Neste vídeo podemos visualizar a dor e sofrimento do sacrifício de Jesus. Algo que parece tão batido, mas que é importante para entendermos seu sentido. Pois Sua morte nos permitiu retomar o caminho para a natureza original e sua autoridade.

O sofrimento de Jesus foi uma disputa entre Cristo e o maligno, pelo controle do regimento do tempo, uma vez que Sua vitória da cruz retomava como no inicio dos tempos à relação entre homem e Deus, e poria fim a História com Sua ressurreição. E Sua derrota representaria a perca do rumo temporal do homem, o homem não teria fim ou redenção.

É claro que o termo disputa é ilustrativo, pois sabemos que nada foge do plano de Deus, mas para indicar que a morte de Cristo não pode ser descrito com uma história, e sim com a compreensão que em Cristo voltamos há reger o tempo.

Em que sentido? Agora nos foi entregue à ligação com o pai e toda autoridade acima do céu e da terra pelo nome de Jesus. Então o poder e o direito de transformar o tempo esta destinada a igreja.

Obviamente não para seu bem individual, pois quando dizemos igreja, se correlaciona a corpo de Cristo, que está ligado a vontade do Pai que coletivamente tem acesso ao tempo.

Assim a realidade que erradia em nosso horizonte é consequência da igreja.
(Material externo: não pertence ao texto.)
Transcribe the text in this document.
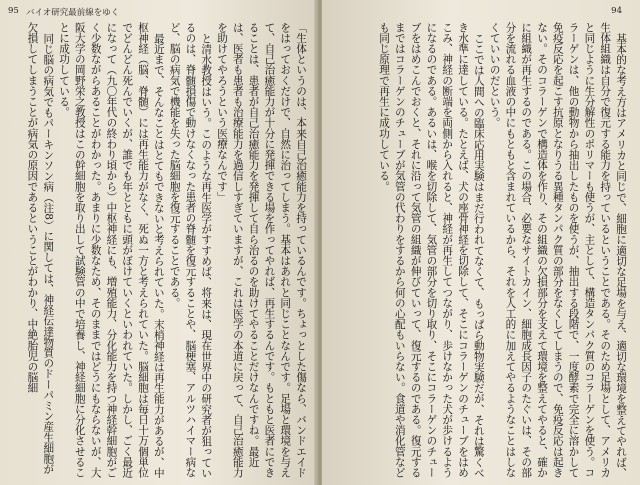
95 バイオ研究最前線をゆく

「生体というのは、本来自己治癒能力を持っているんです。ちょっとした傷なら、バンドエイドをはっておくだけで、自然に治ってしまう。基本はあれと同じことなんです。足場と環境を与えて、自己治癒能力が十分に発揮できる場を作ってやれば、再生するんです。もともと医者にできることは、患者が自己治癒能力を発揮して自ら治るのを助けてやることだけなんですね。最近は、医者も患者も治療能力を過信しすぎていますが、これは医学の本道に戻って、自己治癒能力を助けてやろうという医療なんです」

と清水教授はいう。このような再生医学がすすめば、将来は、現在世界中の研究者が狙っているのは、脊髄損傷で動けなくなった患者の脊髄を復元することや、脳梗塞、アルツハイマー病など、脳の病気で機能を失った脳細胞を復元することである。

最近まで、そんなことはとてもできないと考えられていた。末梢神経は再生能力があるが、中枢神経（脳、脊髄）には再生能力がなく、死ぬ一方と考えられていた。脳細胞は毎日十万個単位でどんどん死んでいくが、誰でも年とともに頭がぼけていくといわれていた。しかし、ごく最近になって（九〇年代の終わり頃から）中枢神経にも、増殖能力、分化能力を持つ神経幹細胞がごく少数ながらあることがわかった。あまりに少数なため、そのままではどうにもならないが、大阪大学の岡野栄之教授はこの幹細胞を取り出して試験管の中で培養し、神経細胞に分化させることに成功している。

同じ脳の病気でもパーキンソン病（注8）に関しては、神経伝達物質のドーパミン産生細胞が欠損してしまうことが病気の原因であるということがわかり、中絶胎児の脳細

94

基本的な考え方はアメリカと同じで、細胞に適切な足場を与え、適切な環境を整えてやれば、生体組織は自分で復元する能力を持っているということである。そのため足場として、アメリカと同じように生分解性のポリマーも使うが、主として、構造タンパク質のコラーゲンを使う。コラーゲンは、他の動物から抽出したものを使うが、抽出する段階で、一度酵素で完全に溶かして免疫反応を起こす抗原となりうる異種タンパク質の部分をなくしてしまうので、免疫反応は起きない。そのコラーゲンで構造体を作り、その組織の欠損部分を支えて環境を整えてやると、確かに組織が再生するのである。この場合、必要なサイトカイン、細胞成長因子のたぐいは、その部分を流れる血液の中にもともと含まれているから、それを人工的に加えてやるようなことはしなくていいのだという。

ここでは人間への臨床応用実験はまだ行われてなくて、もっぱら動物実験だが、それは驚くべき水準に達している。たとえば、犬の座骨神経を切除して、そこにコラーゲンのチューブをはめこみ、神経の断端を両側から入れると、神経が再生してつながり、歩けなかった犬が歩けるようになるのである。あるいは、喉を切除して、気管の部分を切り取り、そこにコラーゲンのチューブをはめこんでおくと、それに沿って気管の組織が伸びていって、復元するのである。復元するまではコラーゲンのチューブが気管の代わりをするから何の心配もいらない。食道や消化管なども同じ原理で再生に成功している。
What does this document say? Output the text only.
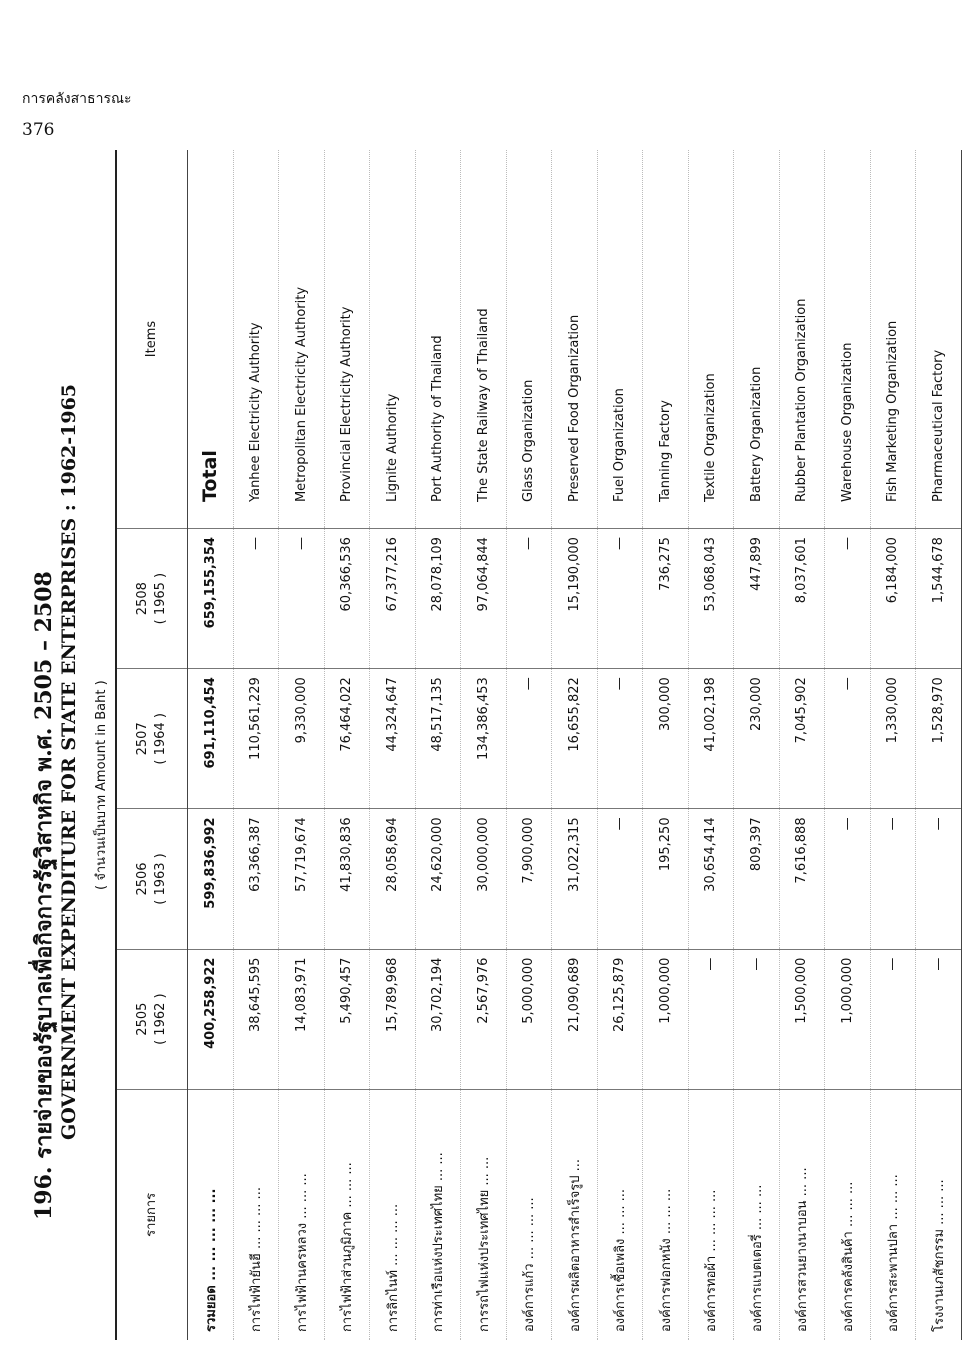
การคลังสาธารณะ
376
196. รายจ่ายของรัฐบาลเพื่อกิจการรัฐวิสาหกิจ พ.ศ. 2505 – 2508 GOVERNMENT EXPENDITURE FOR STATE ENTERPRISES : 1962-1965	( จำนวนเป็นบาท Amount in Baht )
รายการ	2505 ( 1962 )	2506 ( 1963 )	2507 ( 1964 )	2508 ( 1965 )	Items
รวมยอด ... ... ... ... ...	400,258,922	599,836,992	691,110,454	659,155,354	Total
การไฟฟ้ายันฮี ... ... ... ...	38,645,595	63,366,387	110,561,229	—	Yanhee Electricity Authority
การไฟฟ้านครหลวง ... ... ...	14,083,971	57,719,674	9,330,000	—	Metropolitan Electricity Authority
การไฟฟ้าส่วนภูมิภาค ... ... ...	5,490,457	41,830,836	76,464,022	60,366,536	Provincial Electricity Authority
การลิกไนท์ ... ... ... ...	15,789,968	28,058,694	44,324,647	67,377,216	Lignite Authority
การท่าเรือแห่งประเทศไทย ... ...	30,702,194	24,620,000	48,517,135	28,078,109	Port Authority of Thailand
การรถไฟแห่งประเทศไทย ... ...	2,567,976	30,000,000	134,386,453	97,064,844	The State Railway of Thailand
องค์การแก้ว ... ... ... ...	5,000,000	7,900,000	—	—	Glass Organization
องค์การผลิตอาหารสำเร็จรูป ...	21,090,689	31,022,315	16,655,822	15,190,000	Preserved Food Organization
องค์การเชื้อเพลิง ... ... ...	26,125,879	—	—	—	Fuel Organization
องค์การฟอกหนัง ... ... ...	1,000,000	195,250	300,000	736,275	Tanning Factory
องค์การทอผ้า ... ... ... ...	—	30,654,414	41,002,198	53,068,043	Textile Organization
องค์การแบตเตอรี่ ... ... ...	—	809,397	230,000	447,899	Battery Organization
องค์การสวนยางนาบอน ... ...	1,500,000	7,616,888	7,045,902	8,037,601	Rubber Plantation Organization
องค์การคลังสินค้า ... ... ...	1,000,000	—	—	—	Warehouse Organization
องค์การสะพานปลา ... ... ...	—	—	1,330,000	6,184,000	Fish Marketing Organization
โรงงานเภสัชกรรม ... ... ...	—	—	1,528,970	1,544,678	Pharmaceutical Factory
Pois se temos esta autoridade por que se amplia a maldade, o medo, desigualdades… Porque a igreja tem se concentrado em si, em sua prosperidade, em seu bem estar se acampando em si mesmo.

Distorcendo a sua missão, o IDE, que representa a expansão das boas novas e do Reino. Por isso a passagem diz:

“… edificarei a minha igreja, e as portas do inferno não prevalecerão contra ela. Dar-te-ei as chaves do reino dos céus“. (Mateus 16.18b-19a).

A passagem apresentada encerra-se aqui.